Our job here is done – we’ve taught you all that we have the time and the days to teach you and – for the most part – you have learned our lessons well. Before we let you go, however, I hope you will allow me this one last opportunity to give you some advice to take with you to the middle school.

1) Work hard. Things won’t always come easily to you, and they shouldn’t. What is worth learning is worth working hard for. Don’t let frustration get the best of you – persevere, ask for help, keep trying. The payoff will be great.
2) Be humble. Yes, you are smart. You are talented. You are athletic. You are a lot of great things. But so are a lot of other people.

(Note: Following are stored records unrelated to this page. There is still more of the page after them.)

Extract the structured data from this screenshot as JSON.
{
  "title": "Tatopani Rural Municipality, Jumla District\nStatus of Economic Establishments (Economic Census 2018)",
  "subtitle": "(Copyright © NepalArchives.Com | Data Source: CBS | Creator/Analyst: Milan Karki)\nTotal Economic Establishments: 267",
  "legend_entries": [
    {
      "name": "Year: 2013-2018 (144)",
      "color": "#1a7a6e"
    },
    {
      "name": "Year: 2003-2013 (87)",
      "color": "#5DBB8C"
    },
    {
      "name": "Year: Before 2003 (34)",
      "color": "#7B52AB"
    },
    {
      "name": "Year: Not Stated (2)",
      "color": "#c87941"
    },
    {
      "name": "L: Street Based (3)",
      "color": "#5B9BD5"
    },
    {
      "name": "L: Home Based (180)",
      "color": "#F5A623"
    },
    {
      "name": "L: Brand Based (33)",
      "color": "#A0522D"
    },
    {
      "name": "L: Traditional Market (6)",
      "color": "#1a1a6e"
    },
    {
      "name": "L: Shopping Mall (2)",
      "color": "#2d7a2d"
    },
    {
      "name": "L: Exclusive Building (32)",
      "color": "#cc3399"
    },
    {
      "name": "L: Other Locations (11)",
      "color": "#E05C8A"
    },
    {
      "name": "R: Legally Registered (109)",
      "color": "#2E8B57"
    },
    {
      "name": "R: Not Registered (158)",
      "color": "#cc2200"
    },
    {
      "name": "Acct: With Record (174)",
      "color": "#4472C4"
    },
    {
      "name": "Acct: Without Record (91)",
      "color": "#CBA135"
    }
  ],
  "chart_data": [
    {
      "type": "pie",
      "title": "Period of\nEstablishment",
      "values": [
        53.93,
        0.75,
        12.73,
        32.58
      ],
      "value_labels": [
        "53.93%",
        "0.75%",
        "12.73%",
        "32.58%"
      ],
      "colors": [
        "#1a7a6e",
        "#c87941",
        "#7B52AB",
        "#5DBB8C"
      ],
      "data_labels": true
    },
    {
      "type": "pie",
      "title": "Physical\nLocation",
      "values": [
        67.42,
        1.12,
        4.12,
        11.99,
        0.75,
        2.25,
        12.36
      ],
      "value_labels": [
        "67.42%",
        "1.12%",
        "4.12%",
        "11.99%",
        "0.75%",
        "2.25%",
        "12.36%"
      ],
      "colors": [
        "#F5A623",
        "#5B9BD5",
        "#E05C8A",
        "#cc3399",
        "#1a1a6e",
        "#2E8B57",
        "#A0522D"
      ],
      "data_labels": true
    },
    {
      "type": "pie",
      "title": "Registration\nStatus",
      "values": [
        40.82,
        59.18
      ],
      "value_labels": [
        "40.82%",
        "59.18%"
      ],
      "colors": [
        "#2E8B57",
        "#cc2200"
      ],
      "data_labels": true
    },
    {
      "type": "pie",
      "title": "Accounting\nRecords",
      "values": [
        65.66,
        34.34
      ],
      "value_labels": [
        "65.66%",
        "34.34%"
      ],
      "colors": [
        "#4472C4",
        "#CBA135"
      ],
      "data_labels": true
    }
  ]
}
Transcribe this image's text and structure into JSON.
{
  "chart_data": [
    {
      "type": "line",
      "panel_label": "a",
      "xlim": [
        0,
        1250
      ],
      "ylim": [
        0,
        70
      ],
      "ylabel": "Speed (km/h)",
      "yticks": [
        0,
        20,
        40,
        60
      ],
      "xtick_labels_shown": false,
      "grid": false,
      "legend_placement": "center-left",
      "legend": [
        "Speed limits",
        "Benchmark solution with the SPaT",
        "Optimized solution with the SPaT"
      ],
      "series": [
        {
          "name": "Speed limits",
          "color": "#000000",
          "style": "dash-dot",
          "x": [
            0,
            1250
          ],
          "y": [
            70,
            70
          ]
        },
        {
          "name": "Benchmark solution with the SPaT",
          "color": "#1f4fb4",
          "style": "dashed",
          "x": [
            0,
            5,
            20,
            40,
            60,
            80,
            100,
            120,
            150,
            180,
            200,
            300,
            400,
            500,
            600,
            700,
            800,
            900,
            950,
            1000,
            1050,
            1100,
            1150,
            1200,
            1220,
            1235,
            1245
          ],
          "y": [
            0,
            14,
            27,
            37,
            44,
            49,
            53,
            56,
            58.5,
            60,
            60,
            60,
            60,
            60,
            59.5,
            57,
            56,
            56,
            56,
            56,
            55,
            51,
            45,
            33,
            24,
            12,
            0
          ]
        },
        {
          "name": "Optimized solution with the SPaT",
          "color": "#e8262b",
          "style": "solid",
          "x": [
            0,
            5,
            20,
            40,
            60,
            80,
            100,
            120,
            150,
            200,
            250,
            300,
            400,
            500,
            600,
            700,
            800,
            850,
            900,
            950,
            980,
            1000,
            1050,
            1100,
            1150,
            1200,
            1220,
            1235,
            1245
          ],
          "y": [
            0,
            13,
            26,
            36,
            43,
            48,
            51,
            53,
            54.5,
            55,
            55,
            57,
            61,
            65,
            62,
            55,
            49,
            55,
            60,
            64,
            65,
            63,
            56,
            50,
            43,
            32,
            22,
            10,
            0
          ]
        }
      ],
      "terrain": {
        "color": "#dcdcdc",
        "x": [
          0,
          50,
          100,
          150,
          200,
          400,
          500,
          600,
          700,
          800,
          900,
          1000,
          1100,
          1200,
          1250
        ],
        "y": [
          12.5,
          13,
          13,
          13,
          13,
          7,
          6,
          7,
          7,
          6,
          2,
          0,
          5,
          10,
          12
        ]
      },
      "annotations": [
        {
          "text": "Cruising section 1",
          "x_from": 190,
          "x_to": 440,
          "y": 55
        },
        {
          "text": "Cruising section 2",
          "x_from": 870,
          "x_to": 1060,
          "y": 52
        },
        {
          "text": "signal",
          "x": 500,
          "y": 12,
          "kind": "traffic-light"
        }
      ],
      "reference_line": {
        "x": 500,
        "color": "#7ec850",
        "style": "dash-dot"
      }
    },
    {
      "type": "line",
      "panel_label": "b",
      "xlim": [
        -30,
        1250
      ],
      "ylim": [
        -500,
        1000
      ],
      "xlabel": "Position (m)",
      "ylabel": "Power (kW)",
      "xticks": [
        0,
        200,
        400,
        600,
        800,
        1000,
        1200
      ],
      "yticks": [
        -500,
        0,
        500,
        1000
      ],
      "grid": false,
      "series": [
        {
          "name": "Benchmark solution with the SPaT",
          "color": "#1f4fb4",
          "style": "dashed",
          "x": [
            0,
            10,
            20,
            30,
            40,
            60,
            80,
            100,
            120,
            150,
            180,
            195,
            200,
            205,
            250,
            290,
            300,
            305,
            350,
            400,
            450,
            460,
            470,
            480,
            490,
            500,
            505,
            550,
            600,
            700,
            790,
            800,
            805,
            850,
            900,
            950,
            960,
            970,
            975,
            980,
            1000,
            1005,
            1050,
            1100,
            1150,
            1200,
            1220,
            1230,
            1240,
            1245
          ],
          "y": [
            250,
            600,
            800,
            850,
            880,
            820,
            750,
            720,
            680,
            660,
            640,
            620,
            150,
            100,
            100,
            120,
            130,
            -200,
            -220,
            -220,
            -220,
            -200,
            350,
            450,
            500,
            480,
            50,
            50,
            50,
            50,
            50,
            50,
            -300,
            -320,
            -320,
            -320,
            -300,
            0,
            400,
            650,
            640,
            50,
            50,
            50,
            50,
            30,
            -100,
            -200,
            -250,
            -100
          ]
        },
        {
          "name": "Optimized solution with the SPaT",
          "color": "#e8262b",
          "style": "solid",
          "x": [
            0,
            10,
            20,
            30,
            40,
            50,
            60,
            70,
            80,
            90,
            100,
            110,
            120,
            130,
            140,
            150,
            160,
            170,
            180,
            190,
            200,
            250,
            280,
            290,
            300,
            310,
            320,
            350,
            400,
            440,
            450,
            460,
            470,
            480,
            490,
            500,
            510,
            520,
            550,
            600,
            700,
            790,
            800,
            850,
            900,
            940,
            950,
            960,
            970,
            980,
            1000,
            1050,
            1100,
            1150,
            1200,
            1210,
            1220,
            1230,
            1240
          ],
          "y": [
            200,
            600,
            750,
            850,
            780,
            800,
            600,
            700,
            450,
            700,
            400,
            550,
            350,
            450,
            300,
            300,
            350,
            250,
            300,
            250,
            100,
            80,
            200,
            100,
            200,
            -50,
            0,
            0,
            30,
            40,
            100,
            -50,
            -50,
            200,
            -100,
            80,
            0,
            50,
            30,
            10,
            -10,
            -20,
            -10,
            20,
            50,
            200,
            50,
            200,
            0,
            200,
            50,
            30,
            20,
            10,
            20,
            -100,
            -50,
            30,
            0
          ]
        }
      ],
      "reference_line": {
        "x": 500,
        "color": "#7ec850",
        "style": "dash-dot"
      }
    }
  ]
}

Be humble about your accomplishments and be quick to compliment others’ on theirs. You will be respected and appreciated by others for this attitude.
3) Smile. That one seems silly perhaps, but it is important. Maintaining a positive attitude – or faking it when necessary – will go a long way towards helping you to make new friends and feeling good about yourself. You’ll be amazed at how much better the world looks – and how the world looks at you – when you have a smile on your face.
4) Be courteous and respectful. Towards adults, towards your peers, towards yourself. Good manners and a respectful attitude will take you far in this world.
5. Get involved. Find extracurricular activities that you are interested in and get involved. Don’t worry if you are the only one of your group of friends interested in joining a particular club or activity. If that activity truly interests you, go for it. You are likely to meet new friends who share a common interest with you – and have some fun along the way.
6. Follow the “golden rule” – do unto others what you would have them do unto you. There is no more important rule to live your life by. It is also a very general rule, so here are some more specifics to help you as you continue your journey:

If you open it, close it.
If you turn it on, turn it off.
If you unlock it, lock it up.
If you break it, admit it.
If you can’t fix it, call someone who can.
If you borrow it, return it.
If you value it, take care of it.
If you make a mess, clean it up.
If you move it, put it back.
If it belongs to someone else, get permission to use it.
If you don’t know how to operate it, leave it alone.
If it’s none of your business, stay out of it.
If what you have to say will brighten someone’s day, say it!
If what you have to say will hurt somebody, don’t say it!
If something isn’t broken, don’t try to fix it.
If you think you know it all, look around and see how little you really know.

Fifth graders, you leave here having learned a lot, but you have much more to learn in the years ahead. Be willing to keep on learning – from your teachers, coaches, parents and friends. Maintain a positive attitude, a helpful disposition, a willingness to try new experiences. Keep reading, be helpful, clean your rooms, practice your instruments, be good to each other, and keep smiling.

What advice would you give to kids entering middle schools/Jr. High schools in the fall?